The desert rock and the towering plateau, from which one could gaze upon the world far below or at the mountains east of Albuquerque in the extreme distance, set the scene for our bucolic and austere life. Frugality was at the center of our existence, yet even closer to our lives’ center, was the sense and feeling of brotherly love and familial caring. The world’s vicissitudes had faded for us long ago, and now we lived simpler lives, hand to mouth, and close to the earth. It was easy here to feel as if the modern world had disappeared and gone away, and we could touch something beyond time, and taste a bit of eternity. It was also a good setting for living out the life that Christ exhorts of His followers; to live as one, sharing all things in common without private property, caring for one another and using our gifts for the benefit of the whole.
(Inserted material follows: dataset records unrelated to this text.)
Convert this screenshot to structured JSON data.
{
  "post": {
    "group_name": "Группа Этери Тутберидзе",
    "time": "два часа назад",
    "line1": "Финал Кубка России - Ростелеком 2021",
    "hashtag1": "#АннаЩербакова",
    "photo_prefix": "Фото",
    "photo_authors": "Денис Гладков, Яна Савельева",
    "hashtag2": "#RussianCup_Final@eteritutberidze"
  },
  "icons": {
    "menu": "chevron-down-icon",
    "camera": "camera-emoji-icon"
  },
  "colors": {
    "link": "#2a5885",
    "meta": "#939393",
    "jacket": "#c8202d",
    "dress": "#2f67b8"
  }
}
In January 1994 I was hired to work as a waiter in an upscale restaurant of a local hotel in Gallup. After weeks of sporadic day labor for little money I was relieved to finally have a job that could bring in steady and good income. I drove back to our home on the plateau to share the good news. The next day MD said it was time for us to move, so we packed everything up and drove southwest to Tucson AZ. I was a little stunned and disappointed and suggested that maybe I should stay for a little while to earn money and then join everyone later but that wasn’t to be our plan, so I quit before I started, and we moved our community to Arizona.
From a practical perspective it didn’t make sense not to keep the job at the restaurant, especially after the struggles of the previous weeks, but then I had to remember that our goals were not worldly, and while we certainly needed money to survive, it was a secondary consideration to the spiritual purposes of our training. In fact, struggling to get my job and then letting go of it immediately thereafter actually fit perfectly with the goal of being detached from the outcome of my actions; and leaving at that precise moment helped me to gain humility in the face of my imagined success, and also through the process of relinquishing my immediate goals and achievements.